„Das musst du unbedingt aufschreiben!“ Immer wieder hörte Monika von Reppert-Bismarck diesen Satz, wenn sie mit Freunden über ihre Erlebnisse im Zweiten Weltkrieg sprach. Doch die Autorin zögerte: „Manches aus der Zeit war so schlimm, dass ich das nicht aufschreiben konnte.“ Erst mit über 80 Jahren sollte sie den Mut und Ansporn für ihre schriftlichen Memoiren finden.

Weil ich einen Arm nicht bewegen konnte, habe ich die ganze Geschichte mit nur einem Zeigefinger getippt.
Monika von Reppert-Bismarck

Mit den Eltern und drei Geschwistern verbrachte Monika zunächst eine glückliche Kindheit auf Rügen. Doch als gerade einmal 13-Jährige endete die Kindheit schlagartig mit der russischen Invasion im Mai 1945. Die Familie wurde vertrieben, musste den heimischen Hof verlassen und flüchtete unter dramatischen Umständen in den Westen Deutschlands. Vollkommen mittellos und ohne Hoffnung, die Heimat jemals wiederzusehen, begann für Monika der Aufbruch in die Nachkriegszeit.

Dass sie mit der Niederschrift ihrer Memoiren einmal im Kindle-Singles-Programm (KS) von Amazon aufgenommen werden würde, hätte sich Monika von Reppert-Bismarck nicht träumen lassen. Die damals 82-Jährige wollte ihre bewegenden Kindheits- und Jugenderinnerungen während des Zweiten Weltkriegs eigentlich nur für Familie und Freunde dokumentieren.

„Ein Gespräch mit einer guten Freundin gab mir schließlich den Mut, meine Geschichte aufzuschreiben. Als ich einmal angefangen hatte, konnte ich gar nicht mehr aufhören. Alles wurde wieder lebendig, und ich erlebte diese Kindheit und die Flucht und die schreckliche Nachkriegszeit noch einmal.“ Das Schreiben, so Monika, habe ihr aber auch geholfen, die Vergangenheit zu verarbeiten.

Wo ein Wille ist, ist auch ein Weg

Trotz einer halbseitigen Lähmung vervollständigte sie Dunkle Wolken über der Ostseeinnerhalb von nur drei Monaten: „Weil ich einen Arm nicht bewegen konnte, habe ich die ganze Geschichte mit nur einem Zeigefinger getippt“, erklärt sie schmunzelnd. Nichts habe sie bremsen können.

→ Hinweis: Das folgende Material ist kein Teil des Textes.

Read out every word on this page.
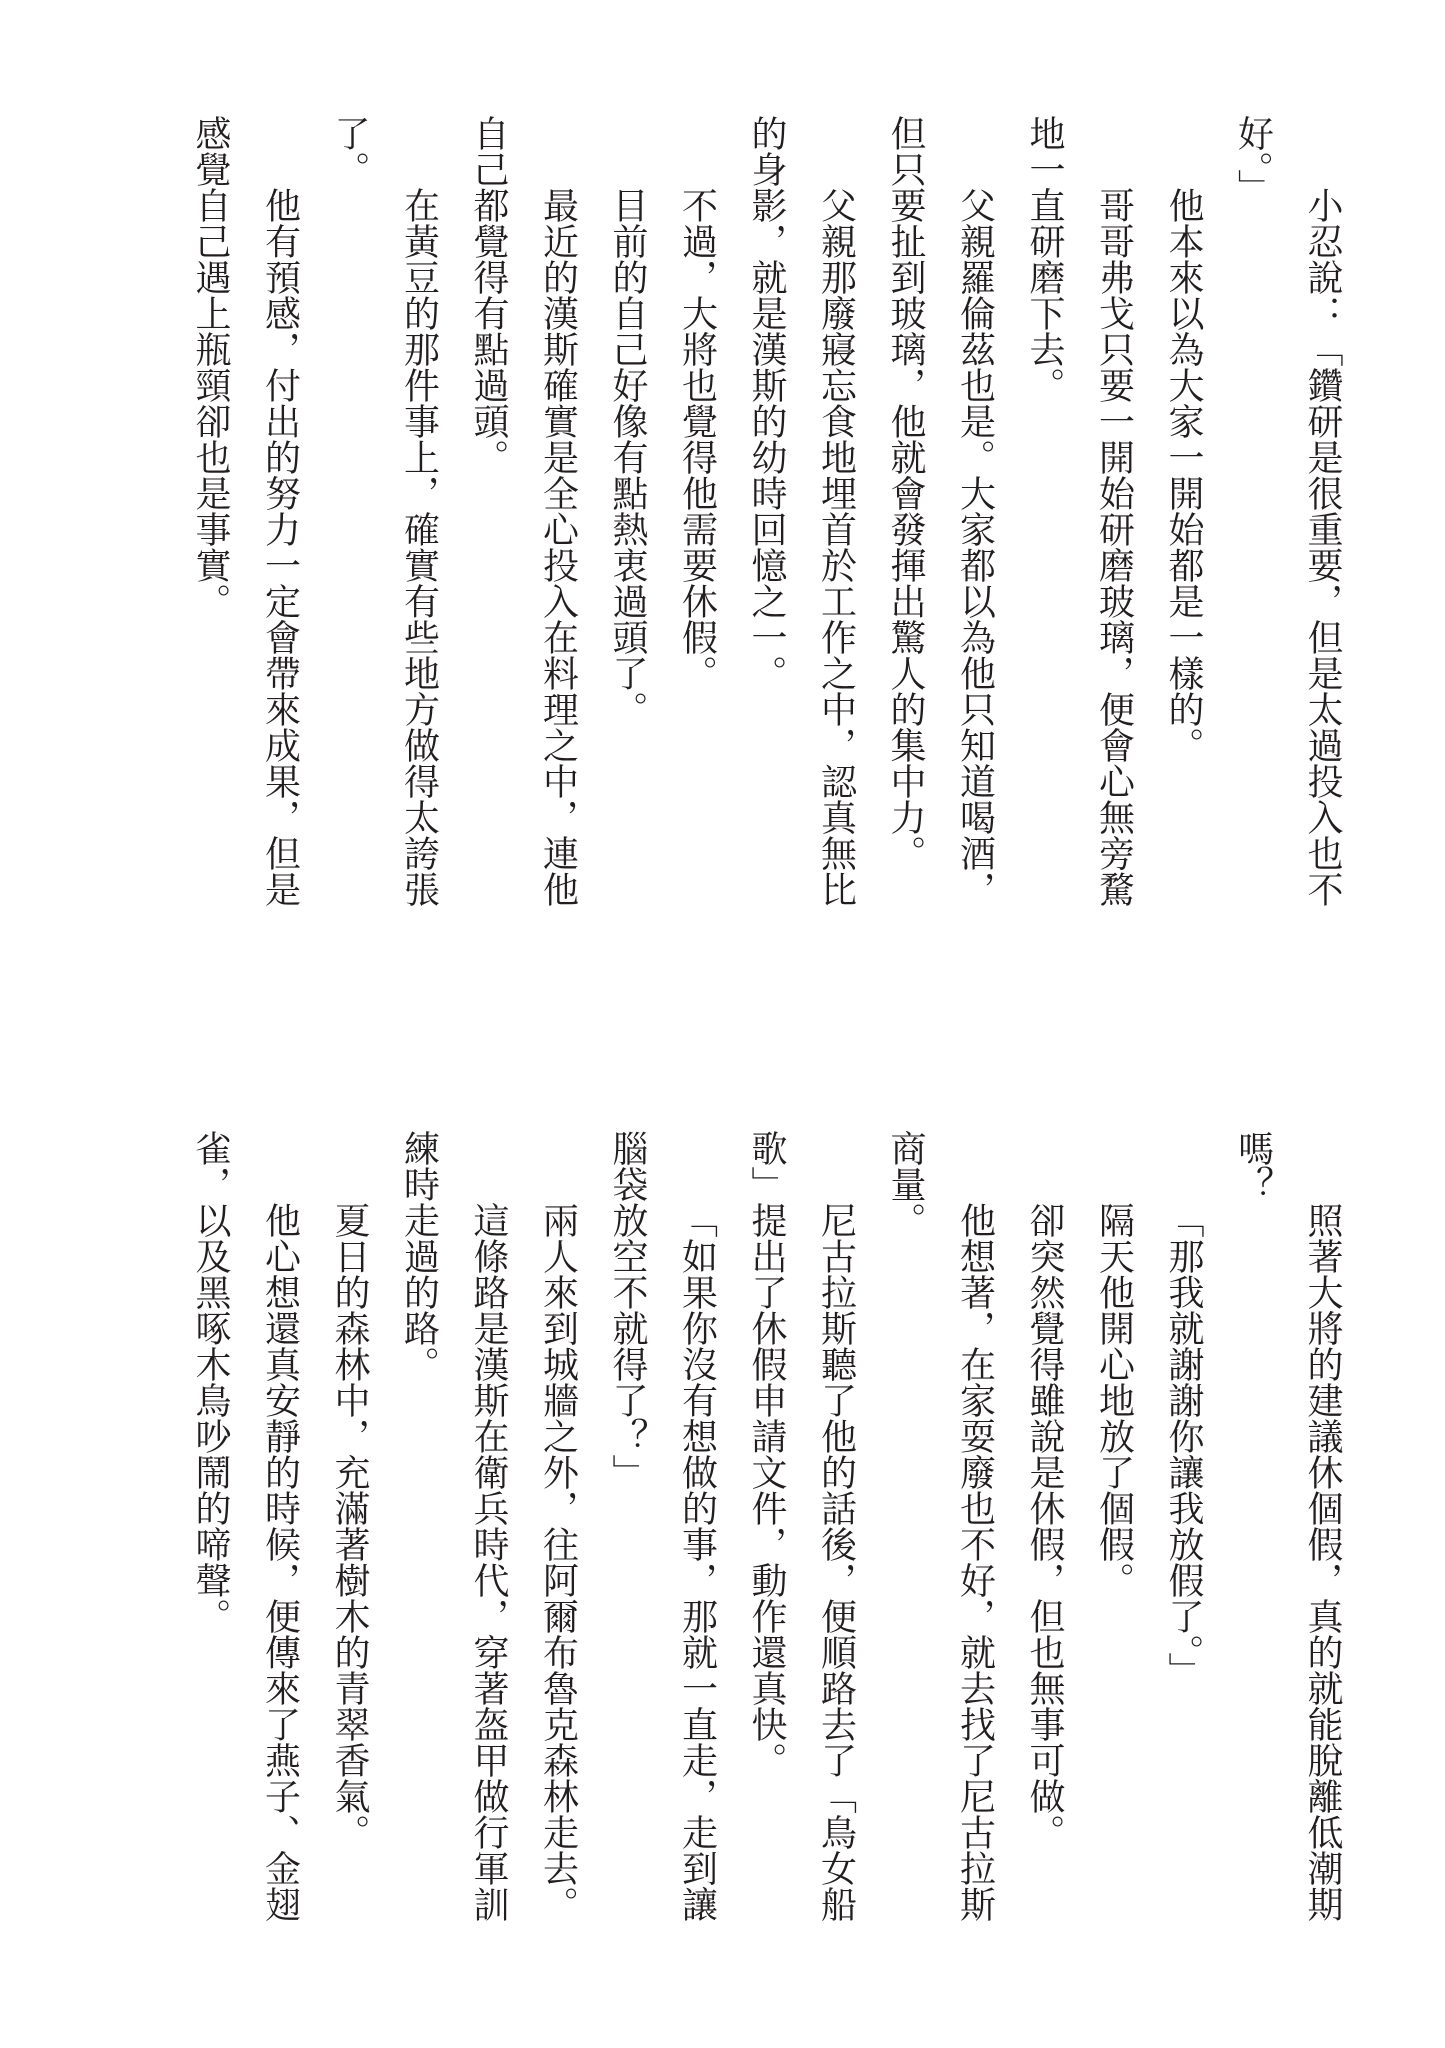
小忍說：「鑽研是很重要，但是太過投入也不
好。」
他本來以為大家一開始都是一樣的。
哥哥弗戈只要一開始研磨玻璃，便會心無旁騖
地一直研磨下去。
父親羅倫茲也是。大家都以為他只知道喝酒，
但只要扯到玻璃，他就會發揮出驚人的集中力。
父親那廢寢忘食地埋首於工作之中，認真無比
的身影，就是漢斯的幼時回憶之一。
不過，大將也覺得他需要休假。
目前的自己好像有點熱衷過頭了。
最近的漢斯確實是全心投入在料理之中，連他
自己都覺得有點過頭。
在黃豆的那件事上，確實有些地方做得太誇張
了。
他有預感，付出的努力一定會帶來成果，但是
感覺自己遇上瓶頸卻也是事實。
照著大將的建議休個假，真的就能脫離低潮期
嗎？
「那我就謝謝你讓我放假了。」
隔天他開心地放了個假。
卻突然覺得雖說是休假，但也無事可做。
他想著，在家耍廢也不好，就去找了尼古拉斯
商量。
尼古拉斯聽了他的話後，便順路去了「鳥女船
歌」提出了休假申請文件，動作還真快。
「如果你沒有想做的事，那就一直走，走到讓
腦袋放空不就得了？」
兩人來到城牆之外，往阿爾布魯克森林走去。
這條路是漢斯在衛兵時代，穿著盔甲做行軍訓
練時走過的路。
夏日的森林中，充滿著樹木的青翠香氣。
他心想還真安靜的時候，便傳來了燕子、金翅
雀，以及黑啄木鳥吵鬧的啼聲。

Eine Veröffentlichung hatte sie zunächst nicht im Sinn. Doch eine Bekannte, die in der Verlagsbranche arbeitete, sah das Potenzial und schickte das Manuskript an zahlreiche Verlagshäuser. Schließlich landete ihre Geschichte auf dem Tisch des verantwortlichen Lektors für Kindle Singles, den die Erzählung überzeugte.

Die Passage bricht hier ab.